One territory that is less attuned to U.S. TV sensibilities, especially to its funny bone, is Japan, whose audiences flock to American movies but don’t easily warm to small-screen fare from the States. “It’s hard for us, I mean hard to imagine us buying most sitcoms here,” said a Japanese buyer from one of the country’s cable channels. “What we’ve seen so far, including Fox this morning, is OK. But probably not for us.”  (On the drama front, Fox did in the past make sizeable inroads into Japan with The X-Files, 24 and Prison Break, but is still in search of the next breakout hour that will work in that market.)

Other buyers at the Fox event pointed to the studio’s trailers for its upcoming movie releases—notably, they said, those for Prometheus, Ice Age 4 and Life of Pi—as making their ongoing deals with the studio worthwhile. “One relatively weak year of series orders does not bother us. In fact, sometimes less is more. We only have so many slots on our station and to have too much to accommodate from (our deals with several Hollywood majors) in the States can put us in a bind."
 
For her part, Marion Edwards, the president of international television at Fox, was both phlegmatic and philosophical about her current hand. “Yes, sitcoms are tougher in foreign. And Modern Family raised the bar in terms of what’s expected. But remember: We’re not just trying to place things on the main flagship channels abroad. The business nowadays is much more complex. Many of these key broadcasters now manage a portfolio of niche channels, which means there are many more opportunities for us to service them.”

Edwards was also quick to point to several midseason hopefuls, including a procedural with supernatural elements called Gotham, for which Fox and ABC are still trying to nail down the financing but whose pilot was screened Tuesday along with the sitcoms. (It would have Francis Lawrence, who helmed Water for Elephants and is set for the next Hunger Games installment Catching Fire, directing at least the pilot.)
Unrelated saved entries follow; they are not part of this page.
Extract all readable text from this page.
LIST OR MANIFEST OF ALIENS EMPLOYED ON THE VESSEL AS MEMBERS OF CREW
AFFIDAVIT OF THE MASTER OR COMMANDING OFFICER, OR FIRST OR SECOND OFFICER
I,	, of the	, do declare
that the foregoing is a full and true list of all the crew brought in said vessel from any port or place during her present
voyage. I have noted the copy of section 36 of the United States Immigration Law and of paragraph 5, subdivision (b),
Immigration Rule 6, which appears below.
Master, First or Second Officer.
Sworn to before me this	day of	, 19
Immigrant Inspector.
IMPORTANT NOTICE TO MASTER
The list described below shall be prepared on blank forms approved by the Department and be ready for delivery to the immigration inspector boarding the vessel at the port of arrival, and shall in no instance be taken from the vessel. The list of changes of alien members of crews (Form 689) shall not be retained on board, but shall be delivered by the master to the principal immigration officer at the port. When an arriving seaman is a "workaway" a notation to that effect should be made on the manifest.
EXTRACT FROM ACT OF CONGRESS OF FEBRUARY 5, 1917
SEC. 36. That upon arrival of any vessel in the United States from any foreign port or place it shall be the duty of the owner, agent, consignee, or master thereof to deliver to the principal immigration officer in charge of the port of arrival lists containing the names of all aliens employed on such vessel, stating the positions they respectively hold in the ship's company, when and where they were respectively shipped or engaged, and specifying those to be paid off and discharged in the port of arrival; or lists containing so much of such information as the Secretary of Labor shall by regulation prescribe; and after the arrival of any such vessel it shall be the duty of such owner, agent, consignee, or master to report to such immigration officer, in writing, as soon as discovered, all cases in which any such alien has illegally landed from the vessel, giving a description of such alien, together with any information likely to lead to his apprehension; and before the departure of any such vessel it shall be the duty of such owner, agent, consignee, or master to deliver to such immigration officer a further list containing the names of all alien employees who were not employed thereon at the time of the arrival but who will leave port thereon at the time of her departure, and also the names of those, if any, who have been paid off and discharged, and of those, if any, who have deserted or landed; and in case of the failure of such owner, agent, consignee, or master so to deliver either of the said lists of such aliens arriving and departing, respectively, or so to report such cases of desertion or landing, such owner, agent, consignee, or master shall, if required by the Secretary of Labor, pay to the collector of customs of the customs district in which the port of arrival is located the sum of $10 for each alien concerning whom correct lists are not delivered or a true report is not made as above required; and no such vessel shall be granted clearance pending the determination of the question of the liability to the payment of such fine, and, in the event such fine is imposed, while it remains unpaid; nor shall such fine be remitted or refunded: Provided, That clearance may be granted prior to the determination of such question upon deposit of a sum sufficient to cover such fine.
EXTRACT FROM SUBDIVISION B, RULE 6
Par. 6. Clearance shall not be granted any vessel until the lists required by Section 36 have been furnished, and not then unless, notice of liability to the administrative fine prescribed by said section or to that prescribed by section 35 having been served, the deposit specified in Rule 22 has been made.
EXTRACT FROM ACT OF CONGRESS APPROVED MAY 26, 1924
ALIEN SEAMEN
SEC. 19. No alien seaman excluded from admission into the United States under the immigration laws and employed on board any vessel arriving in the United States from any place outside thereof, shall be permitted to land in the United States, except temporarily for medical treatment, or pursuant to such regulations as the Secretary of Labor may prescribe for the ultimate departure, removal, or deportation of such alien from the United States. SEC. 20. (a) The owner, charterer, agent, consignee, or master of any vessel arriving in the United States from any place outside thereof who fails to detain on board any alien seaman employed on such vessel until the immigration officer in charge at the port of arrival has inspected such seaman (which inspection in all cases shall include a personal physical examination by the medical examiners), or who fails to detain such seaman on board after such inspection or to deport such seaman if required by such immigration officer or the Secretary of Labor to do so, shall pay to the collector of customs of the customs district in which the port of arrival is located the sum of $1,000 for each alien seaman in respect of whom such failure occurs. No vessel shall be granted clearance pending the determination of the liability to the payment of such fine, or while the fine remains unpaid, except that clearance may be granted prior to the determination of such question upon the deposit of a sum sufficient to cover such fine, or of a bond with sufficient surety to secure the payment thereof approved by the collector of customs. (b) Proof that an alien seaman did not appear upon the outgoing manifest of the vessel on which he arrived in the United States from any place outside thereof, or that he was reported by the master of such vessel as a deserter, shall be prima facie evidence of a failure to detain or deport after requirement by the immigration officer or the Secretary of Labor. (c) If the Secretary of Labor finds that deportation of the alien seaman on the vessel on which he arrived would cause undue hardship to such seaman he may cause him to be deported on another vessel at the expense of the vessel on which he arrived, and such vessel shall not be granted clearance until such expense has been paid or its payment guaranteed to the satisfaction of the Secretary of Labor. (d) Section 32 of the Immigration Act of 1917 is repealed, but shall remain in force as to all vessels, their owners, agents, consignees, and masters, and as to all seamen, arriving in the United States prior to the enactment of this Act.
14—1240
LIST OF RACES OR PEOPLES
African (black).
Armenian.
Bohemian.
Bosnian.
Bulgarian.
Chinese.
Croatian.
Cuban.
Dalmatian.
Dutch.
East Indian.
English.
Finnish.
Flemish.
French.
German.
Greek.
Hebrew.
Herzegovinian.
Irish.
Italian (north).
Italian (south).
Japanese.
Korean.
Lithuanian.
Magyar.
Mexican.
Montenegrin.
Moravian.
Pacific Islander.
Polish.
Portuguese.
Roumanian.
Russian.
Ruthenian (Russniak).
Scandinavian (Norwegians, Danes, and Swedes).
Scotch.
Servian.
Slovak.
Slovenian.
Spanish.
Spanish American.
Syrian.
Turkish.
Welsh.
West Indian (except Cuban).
Another promising drama project, she continued, is a period piece for FX set in the ’80s about disaffected Russian spies. The Americans stars Keri Russell and Matthew Rhys and boasts Joe Weisberg (Falling Skies) and Graham Yost (Justified) as writer-producers.

Also, from the studio’s broader perspective, comedies are nothing to be unhappy about. If they work and make it to 100 episodes, the pay-off from reruns in domestic syndication will far outweigh what international brings in from its dramas. The only real worry for Fox right now is that just about everybody is jumping on the sitcom bandwagon. The Big Four in fact will jointly air some 30-odd comedies this fall compared to just 16 or 17 five years ago. That means the competition will be stiff.

Edwards did say she and her team managed to place all five of her new comedies with Canadian buyers, who came, saw, bought and headed back home earlier this week.